ノエルにずっとここにいるよう懇願しているが、そうする訳にはいかない。
彼女の帰りを待ってくれている人達がいるのだ。一刻でも早く帰らなければならない。
そして、怪我も完全に治りきり翼も抜け落ちなくなった頃。
ノエルはモビーディック号を出る事にした。
ロー達と別れてしまってから、既に二ヶ月が経っていた。
「それじゃあオヤジさん、みんな、お世話になりましたっ! いつかまたあい会えたらいいですね!」
ばさりと翼を広げて、ノエルは宙に飛んで行った。
一枚の羽を残して。
その背中を、白ひげ海賊団はいつまでも見つめていた。
「ノエルちゃん、可愛かったなァ」
「あのアメジストの瞳さいっこう!」
「おれはあの絹みたいな亜麻色の髪が好きだー! ふわふわなのにサラッサラとかもうたまんねェ」
「お前らー! ノエルには恋人いるんだぞ!!」
「狙ってるとかじゃねェよ!」
「お近付きになりたいってだけだ!!」
エースと船員の戦いが始まった。
彼のテンガロンハットには、ノエルの羽が付けられている。
それに気付いた船員達は、奪おうとエースに摑みかかる。
ついに乱闘へと発展。
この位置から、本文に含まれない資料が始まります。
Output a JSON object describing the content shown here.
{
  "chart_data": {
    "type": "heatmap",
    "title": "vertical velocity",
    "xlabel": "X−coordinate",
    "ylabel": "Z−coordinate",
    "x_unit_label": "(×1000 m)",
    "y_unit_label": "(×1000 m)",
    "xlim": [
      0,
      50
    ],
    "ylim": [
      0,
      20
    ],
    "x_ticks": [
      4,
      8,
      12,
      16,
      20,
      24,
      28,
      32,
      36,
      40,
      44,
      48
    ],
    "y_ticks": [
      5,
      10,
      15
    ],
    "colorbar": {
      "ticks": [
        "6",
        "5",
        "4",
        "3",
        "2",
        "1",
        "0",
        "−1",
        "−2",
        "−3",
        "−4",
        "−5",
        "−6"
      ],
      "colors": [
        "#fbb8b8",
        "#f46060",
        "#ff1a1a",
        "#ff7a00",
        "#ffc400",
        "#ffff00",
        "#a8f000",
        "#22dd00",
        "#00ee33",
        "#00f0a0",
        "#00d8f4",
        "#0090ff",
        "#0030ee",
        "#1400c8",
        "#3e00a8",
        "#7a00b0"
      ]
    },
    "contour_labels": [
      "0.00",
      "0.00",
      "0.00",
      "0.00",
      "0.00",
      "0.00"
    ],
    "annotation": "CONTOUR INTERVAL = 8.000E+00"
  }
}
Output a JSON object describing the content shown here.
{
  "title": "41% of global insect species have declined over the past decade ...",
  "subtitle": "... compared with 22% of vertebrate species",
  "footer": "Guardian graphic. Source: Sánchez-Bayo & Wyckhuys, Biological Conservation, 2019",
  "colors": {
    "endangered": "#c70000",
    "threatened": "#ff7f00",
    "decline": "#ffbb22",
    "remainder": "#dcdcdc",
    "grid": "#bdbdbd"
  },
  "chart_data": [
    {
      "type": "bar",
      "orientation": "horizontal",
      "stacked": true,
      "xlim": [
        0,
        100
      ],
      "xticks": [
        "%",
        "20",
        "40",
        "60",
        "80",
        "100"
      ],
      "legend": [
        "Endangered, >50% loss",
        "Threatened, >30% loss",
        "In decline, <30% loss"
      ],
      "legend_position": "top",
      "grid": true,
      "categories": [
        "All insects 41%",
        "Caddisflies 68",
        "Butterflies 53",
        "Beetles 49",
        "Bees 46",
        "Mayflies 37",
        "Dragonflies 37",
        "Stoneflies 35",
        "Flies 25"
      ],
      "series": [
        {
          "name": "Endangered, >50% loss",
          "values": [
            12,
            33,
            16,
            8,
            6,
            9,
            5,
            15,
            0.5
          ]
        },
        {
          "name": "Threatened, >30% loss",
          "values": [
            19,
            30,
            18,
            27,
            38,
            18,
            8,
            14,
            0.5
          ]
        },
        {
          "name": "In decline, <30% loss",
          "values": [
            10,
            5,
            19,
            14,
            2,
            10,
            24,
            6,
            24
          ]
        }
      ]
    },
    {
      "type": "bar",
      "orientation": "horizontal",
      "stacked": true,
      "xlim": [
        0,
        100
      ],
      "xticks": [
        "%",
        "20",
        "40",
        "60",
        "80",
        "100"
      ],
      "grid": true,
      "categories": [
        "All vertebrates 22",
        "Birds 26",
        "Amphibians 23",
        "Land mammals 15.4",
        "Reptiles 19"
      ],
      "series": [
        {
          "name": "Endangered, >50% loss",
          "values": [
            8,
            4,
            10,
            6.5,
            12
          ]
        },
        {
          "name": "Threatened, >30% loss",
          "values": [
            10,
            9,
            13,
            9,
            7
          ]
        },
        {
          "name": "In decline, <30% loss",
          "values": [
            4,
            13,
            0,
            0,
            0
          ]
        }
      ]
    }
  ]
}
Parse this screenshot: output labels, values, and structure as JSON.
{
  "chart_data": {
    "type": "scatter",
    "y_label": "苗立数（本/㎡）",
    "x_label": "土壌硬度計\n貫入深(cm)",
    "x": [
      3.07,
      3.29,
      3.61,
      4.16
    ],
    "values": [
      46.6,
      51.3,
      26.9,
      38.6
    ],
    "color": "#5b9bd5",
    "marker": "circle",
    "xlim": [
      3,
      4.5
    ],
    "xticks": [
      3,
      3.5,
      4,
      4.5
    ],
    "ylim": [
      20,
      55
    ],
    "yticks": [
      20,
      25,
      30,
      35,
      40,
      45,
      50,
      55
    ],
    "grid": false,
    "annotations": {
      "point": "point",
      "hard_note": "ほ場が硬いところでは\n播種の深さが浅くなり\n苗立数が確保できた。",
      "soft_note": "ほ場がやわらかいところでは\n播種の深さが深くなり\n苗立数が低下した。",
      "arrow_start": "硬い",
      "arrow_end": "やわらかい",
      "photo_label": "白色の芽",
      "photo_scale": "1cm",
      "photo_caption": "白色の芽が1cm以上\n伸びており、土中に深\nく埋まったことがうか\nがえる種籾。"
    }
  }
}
あのイゾウですら参加している。
「そんなに欲しいならノエルに頼みゃよかったろ!!」
「烏滸がましいだろ!!」
「めんどくせェな!!」
最早白ひげ海賊団はノエルのファンになってしまったようだ。
船員達がわいわいと盛り上がっている中、サッチだけは海を見たままボーッとしていた。
「どうしたんだ? サッチ」
「んー、あのさノエルちゃんって可愛いって言われても、そんな事ないーって、いっつも否定してたなって」
謙虚なんだろうな、とマルコは言うが、サッチは納得のいかない様子。
「どうしたんだよい、お前らしくもねェ」
「ノエルちゃんってさ、──────のかなって思ってさ」
それを聞いたマルコは、しばらく目を見開いたあと、有り得る、と呟いた。